Yale Bluebook+, a student-created mock course scheduling tool with consolidated course evaluations and ratings, was blocked on the internal university Internet on Monday by the administration, citing non-permissible use of Yale’s data and name. The block came less than a week after Gabriel Olszewski, the university registrar, raised the university’s concerns with the site in an email to the site’s founders, computer science majors Peter Xu and Harry Yu. Aside from its course scheduling function, YBB+ featured consolidated course evaluation data presented in a color-coded system. Users could also sort classes and professors according to the scores given by prior students.
“There was a design component used to present data in a way that was never intended, as voted by the faculty” Olszewski, who declined to specify the exact feature, said in a phone interview.
Yale grants access to course evaluation data only for current students of Yale College. In the email sent last Tuesday, Olszewski pointed out that YBB+ provided access also to other Yale students login credentials and that the site “averaged evaluations,” according to an opt-ed written by Peter Xu in today’s Yale Daily News.

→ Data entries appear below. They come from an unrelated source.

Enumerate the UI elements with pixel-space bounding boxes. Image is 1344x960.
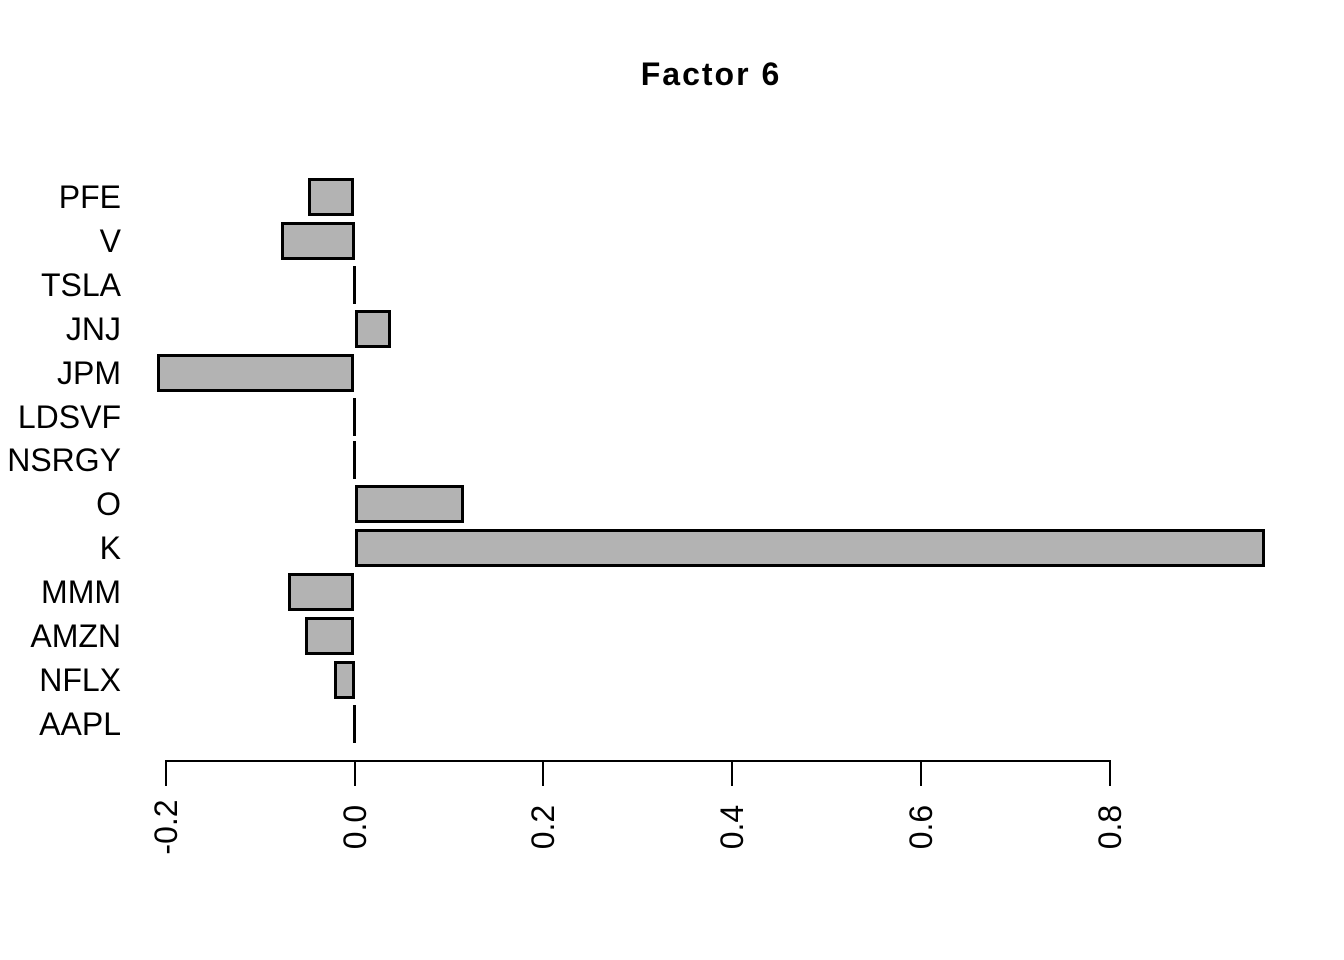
x-axis-tick xyxy=(165,760,167,786)
category-label-nflx: NFLX xyxy=(39,662,121,698)
bar-k xyxy=(355,529,1265,567)
x-axis-tick xyxy=(1109,760,1111,786)
category-label-mmm: MMM xyxy=(41,574,121,610)
category-label-amzn: AMZN xyxy=(30,618,121,654)
x-axis-tick-label: 0.0 xyxy=(337,804,373,850)
category-label-jpm: JPM xyxy=(57,355,121,391)
category-label-jnj: JNJ xyxy=(65,311,121,347)
category-label-nsrgy: NSRGY xyxy=(7,442,121,478)
bar-aapl-zero xyxy=(353,705,356,743)
bar-jpm xyxy=(157,354,354,392)
chart-title: Factor 6 xyxy=(640,56,782,92)
x-axis-tick xyxy=(542,760,544,786)
bar-v xyxy=(281,222,355,260)
bar-amzn xyxy=(305,617,354,655)
x-axis-tick-label: 0.6 xyxy=(903,804,939,850)
bar-o xyxy=(355,485,464,523)
category-label-o: O xyxy=(96,486,121,522)
category-label-aapl: AAPL xyxy=(39,706,121,742)
x-axis-tick xyxy=(920,760,922,786)
x-axis-tick-label: 0.2 xyxy=(525,804,561,850)
bar-nflx xyxy=(334,661,355,699)
x-axis-tick-label: 0.8 xyxy=(1092,804,1128,850)
bar-pfe xyxy=(308,178,354,216)
bar-mmm xyxy=(288,573,354,611)
category-label-v: V xyxy=(99,223,121,259)
category-label-pfe: PFE xyxy=(58,179,121,215)
category-label-k: K xyxy=(99,530,121,566)
category-label-ldsvf: LDSVF xyxy=(17,399,121,435)
bar-tsla-zero xyxy=(353,266,356,304)
bar-ldsvf-zero xyxy=(353,398,356,436)
x-axis-tick xyxy=(354,760,356,786)
x-axis-tick-label: 0.4 xyxy=(714,804,750,850)
x-axis-line xyxy=(165,760,1111,762)
bar-jnj xyxy=(355,310,391,348)
bar-nsrgy-zero xyxy=(353,441,356,479)
x-axis-tick xyxy=(731,760,733,786)
category-label-tsla: TSLA xyxy=(40,267,121,303)
x-axis-tick-label: -0.2 xyxy=(148,799,184,855)
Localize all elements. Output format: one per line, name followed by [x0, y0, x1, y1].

“Blocking sites that Yale disapproves of reminds us more of China’s Great Firewall than one of the world’s leading research institutions,” Xu, who was not immediately available for a comment, wrote
YBB+ was created as a follow-up to Yale Bluebook, a course scheduling site created by then-students Jared Shenson and Charlie Croom that launched in the spring of 2011. Containing course descriptions, course evaluations and a function allowing users to map out potential schedules, the site quickly emerged as a nimble and more user-friendly alternative to Yale’s own online course registration platform.
The founders were then posed with similar problems as YBB+’s Xu and Yu: it consolidated and used copyrighted Yale data on servers outside the university. But in the summer of 2012, Yale chose to acquire the right to run the site and incorporated it under its .edu domain.
In response to the university’s concerns, Xu and Yu last week changed the site’s domain to CourseTable and offered to remove the numerical scores and ranking function, Xu wrote in the opt-ed. But that did not please the university administration which blocked the site on Monday, displaying a message saying that the site had been “blocked in accordance with Yale policy” to anyone trying to enter.
“[Yale] has let down its students, who pay $58,600 a year to attend, by preventing them from making the most of their credits,” Xu wrote.